Lost Disciple Records, album, 2002
Trzeci i na czas 2011 roku ostatni jak do tej pory album amerykanów którzy to pochłonięci praca w innych projektach zapomnieli chyba nagrać już prawie po 10-ciu latach następcę ‘Slaughtering the Faithful’. Z jednej strony panowie od 2008 roku są niby zjednoczeni ponownie w oryginalnym składzie, a z drugiej strony niestety ów milczenie mnie dobija. Dodatkowo wydanie tzw. ‘raritates’ czyli ‘Evolution Unto Evil’ tylko zaostrzyło mój apetyt, a nie ma chyba nic bardziej destruktywnego w swym działaniu i oddziaływaniu na otoczenie niż rozjuszony maniak konkretnej muzy hehe. ‘Slaughtering the Faithful’ przyniósł spore zmiany zarówno aranżacyjne jak i prezencji samej muzyki. Najpoważniejszą zmianą jest przede wszystkim przyspieszenie i spora ilość blastów a co za tym idzie, także konkretna fala dźwięków która w swej intensywności i gęstości wprawiła mnie w osłupienie. Pamiętam gdy kupiłem ten album z dystrybucji pana Tomasza z Pagan Rec i początkowo zachłysnęłem się potęgą riffów, totalną falą napierdalających werbli oraz dużej ilości mieszania w szczególności jeśli chodzi o pracę perkusisty. Nastąpiła także, zmiana wokalisty który nie używa już krzyków a raczej skupia się na głębokich i złowrogich growlach. Po ów wspomnianym zachwycie zaczęło mi być tęskno do poprzednich produkcji które były bardzo specyficzne.

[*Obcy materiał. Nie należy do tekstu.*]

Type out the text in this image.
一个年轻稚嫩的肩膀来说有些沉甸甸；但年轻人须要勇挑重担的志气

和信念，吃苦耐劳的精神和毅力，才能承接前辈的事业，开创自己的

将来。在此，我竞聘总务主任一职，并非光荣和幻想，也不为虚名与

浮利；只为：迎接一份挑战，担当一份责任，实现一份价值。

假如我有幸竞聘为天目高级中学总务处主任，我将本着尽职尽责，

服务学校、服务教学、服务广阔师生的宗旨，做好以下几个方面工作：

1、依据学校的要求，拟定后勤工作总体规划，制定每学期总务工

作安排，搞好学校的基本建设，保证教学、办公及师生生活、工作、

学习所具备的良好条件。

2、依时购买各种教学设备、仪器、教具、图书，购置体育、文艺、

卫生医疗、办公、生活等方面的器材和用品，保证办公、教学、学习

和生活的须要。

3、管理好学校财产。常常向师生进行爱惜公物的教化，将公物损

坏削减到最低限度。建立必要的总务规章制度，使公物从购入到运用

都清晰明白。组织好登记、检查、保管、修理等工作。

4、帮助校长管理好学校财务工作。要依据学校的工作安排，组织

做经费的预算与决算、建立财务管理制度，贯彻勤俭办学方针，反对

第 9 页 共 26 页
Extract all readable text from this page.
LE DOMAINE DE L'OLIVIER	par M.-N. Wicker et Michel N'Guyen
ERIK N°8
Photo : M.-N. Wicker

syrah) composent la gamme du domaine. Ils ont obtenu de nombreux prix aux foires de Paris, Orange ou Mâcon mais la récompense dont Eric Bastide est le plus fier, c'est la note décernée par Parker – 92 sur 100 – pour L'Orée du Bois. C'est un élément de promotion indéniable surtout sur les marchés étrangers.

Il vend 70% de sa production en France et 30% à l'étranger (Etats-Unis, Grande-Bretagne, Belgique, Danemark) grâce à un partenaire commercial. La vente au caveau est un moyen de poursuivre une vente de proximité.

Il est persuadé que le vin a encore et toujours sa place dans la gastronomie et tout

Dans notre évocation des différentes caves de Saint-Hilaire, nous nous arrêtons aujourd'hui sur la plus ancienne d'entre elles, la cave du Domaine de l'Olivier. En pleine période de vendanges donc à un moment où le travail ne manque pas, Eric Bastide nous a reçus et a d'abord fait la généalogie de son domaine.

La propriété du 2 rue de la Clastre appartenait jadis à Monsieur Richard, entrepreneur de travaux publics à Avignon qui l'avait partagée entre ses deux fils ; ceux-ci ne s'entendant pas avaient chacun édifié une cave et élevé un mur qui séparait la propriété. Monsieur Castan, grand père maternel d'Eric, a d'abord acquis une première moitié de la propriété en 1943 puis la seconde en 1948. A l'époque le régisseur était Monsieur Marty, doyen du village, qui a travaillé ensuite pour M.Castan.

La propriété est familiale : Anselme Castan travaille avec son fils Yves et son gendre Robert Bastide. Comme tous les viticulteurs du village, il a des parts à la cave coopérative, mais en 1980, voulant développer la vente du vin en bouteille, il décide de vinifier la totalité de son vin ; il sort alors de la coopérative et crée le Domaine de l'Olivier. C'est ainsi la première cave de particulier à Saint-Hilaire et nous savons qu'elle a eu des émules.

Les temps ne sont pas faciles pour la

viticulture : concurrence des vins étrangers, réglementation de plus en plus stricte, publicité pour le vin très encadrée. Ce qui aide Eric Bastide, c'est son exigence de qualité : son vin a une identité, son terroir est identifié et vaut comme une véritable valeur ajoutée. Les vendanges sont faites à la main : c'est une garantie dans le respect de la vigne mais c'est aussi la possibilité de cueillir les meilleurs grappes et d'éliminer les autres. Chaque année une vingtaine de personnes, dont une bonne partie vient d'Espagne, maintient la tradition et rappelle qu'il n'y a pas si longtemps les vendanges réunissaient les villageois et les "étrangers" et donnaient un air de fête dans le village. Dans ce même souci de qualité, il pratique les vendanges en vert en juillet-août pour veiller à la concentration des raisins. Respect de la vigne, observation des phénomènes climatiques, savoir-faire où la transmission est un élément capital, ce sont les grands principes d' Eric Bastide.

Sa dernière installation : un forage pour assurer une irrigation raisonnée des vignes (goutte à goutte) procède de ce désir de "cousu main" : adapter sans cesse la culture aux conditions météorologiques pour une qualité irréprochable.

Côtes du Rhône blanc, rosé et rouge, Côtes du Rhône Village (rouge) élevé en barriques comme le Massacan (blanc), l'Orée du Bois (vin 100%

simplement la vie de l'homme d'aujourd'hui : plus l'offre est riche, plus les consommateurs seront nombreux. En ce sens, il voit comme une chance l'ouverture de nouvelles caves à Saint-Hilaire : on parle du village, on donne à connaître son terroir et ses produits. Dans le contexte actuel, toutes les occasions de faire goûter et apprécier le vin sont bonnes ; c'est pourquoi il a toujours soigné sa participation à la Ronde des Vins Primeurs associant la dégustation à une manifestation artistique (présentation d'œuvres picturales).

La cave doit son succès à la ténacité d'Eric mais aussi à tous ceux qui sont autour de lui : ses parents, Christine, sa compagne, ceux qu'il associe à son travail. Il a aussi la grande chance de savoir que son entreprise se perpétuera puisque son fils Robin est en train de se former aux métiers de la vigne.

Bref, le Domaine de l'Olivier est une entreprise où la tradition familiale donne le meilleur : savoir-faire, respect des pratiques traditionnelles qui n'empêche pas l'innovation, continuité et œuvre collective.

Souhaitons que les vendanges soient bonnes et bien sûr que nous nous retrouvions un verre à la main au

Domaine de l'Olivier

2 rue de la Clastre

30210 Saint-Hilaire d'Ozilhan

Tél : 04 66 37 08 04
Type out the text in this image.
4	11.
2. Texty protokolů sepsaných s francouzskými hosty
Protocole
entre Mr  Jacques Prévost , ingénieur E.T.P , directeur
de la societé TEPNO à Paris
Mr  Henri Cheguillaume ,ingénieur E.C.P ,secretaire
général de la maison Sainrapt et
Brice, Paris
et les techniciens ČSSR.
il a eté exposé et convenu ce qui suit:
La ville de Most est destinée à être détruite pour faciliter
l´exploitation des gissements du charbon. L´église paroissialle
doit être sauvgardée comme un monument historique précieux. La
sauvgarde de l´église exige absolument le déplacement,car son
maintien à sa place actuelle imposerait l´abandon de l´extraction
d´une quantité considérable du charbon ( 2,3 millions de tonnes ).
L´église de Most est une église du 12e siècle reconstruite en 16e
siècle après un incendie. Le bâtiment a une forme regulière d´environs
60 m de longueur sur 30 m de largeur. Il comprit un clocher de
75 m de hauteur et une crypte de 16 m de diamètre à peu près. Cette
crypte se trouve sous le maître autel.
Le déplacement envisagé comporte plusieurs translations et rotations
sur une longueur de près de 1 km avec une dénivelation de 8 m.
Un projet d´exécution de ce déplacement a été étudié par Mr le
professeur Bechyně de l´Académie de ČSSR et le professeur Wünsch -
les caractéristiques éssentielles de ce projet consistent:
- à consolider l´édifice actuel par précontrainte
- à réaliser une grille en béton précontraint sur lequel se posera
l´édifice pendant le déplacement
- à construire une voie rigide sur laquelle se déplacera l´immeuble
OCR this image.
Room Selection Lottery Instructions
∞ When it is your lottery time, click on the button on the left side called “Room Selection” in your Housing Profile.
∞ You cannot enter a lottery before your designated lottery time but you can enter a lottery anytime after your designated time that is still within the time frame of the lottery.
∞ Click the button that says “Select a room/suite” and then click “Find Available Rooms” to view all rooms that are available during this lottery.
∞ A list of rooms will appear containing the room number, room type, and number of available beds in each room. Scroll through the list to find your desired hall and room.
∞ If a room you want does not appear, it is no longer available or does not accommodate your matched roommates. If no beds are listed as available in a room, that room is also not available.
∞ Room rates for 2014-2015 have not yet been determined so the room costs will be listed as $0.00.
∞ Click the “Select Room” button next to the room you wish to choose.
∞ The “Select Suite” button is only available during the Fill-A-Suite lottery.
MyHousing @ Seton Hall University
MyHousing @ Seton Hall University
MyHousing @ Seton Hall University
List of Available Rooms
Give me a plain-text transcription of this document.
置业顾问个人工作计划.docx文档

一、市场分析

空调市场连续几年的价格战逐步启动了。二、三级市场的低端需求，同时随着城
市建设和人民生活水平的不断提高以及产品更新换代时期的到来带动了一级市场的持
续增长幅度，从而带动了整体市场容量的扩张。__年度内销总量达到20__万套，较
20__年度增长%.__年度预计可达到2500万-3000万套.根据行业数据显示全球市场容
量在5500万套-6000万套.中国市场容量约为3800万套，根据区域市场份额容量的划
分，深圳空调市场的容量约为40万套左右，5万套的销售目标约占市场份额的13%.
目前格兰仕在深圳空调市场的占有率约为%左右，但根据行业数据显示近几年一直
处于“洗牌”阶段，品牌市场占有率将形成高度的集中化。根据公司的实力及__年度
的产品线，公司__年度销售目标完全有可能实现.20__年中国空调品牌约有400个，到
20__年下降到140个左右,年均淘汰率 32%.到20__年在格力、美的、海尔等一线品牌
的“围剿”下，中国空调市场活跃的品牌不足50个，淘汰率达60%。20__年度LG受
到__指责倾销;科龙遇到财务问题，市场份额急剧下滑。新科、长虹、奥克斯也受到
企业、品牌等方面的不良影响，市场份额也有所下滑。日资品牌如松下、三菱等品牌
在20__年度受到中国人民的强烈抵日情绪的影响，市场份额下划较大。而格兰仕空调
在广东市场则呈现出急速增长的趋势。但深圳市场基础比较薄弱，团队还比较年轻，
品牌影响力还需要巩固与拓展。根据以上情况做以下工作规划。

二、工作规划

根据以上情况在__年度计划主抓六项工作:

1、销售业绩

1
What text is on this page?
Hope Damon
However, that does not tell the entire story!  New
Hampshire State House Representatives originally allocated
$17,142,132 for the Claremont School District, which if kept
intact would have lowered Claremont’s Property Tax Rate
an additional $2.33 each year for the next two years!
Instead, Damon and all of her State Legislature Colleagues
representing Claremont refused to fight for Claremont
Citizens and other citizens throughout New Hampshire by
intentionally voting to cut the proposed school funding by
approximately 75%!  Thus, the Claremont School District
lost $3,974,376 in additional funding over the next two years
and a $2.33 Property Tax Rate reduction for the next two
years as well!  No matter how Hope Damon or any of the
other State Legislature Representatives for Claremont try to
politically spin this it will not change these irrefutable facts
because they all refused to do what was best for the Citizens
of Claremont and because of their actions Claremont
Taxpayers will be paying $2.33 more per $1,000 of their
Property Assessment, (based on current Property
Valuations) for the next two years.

I właśnie mimo większego rozmachu aranżacyjnego, większego nacisku na rozwinięcie technicznych skrzydeł zdecydowanie stawiam na starsze produkcje które miały swój klimat i pomimo dzisiejszego zupełnie innego oblicza Death Metalu i jego poszczególnych podgatunków, smolistość i klasyczność wręcz riffów ‘Cult of the Initiated’ był naprawdę czymś, żeby nie wspomnieć o ‘Blood For the Gods’.
Sumując, album o wiele bardziej dynamiczny, szybszy i zdecydowanie rozpierdalający pomysłami! Nie jest to ten sam jak dla mnie Wielki Pessimist, ale nadal to pierdolony Pessimist!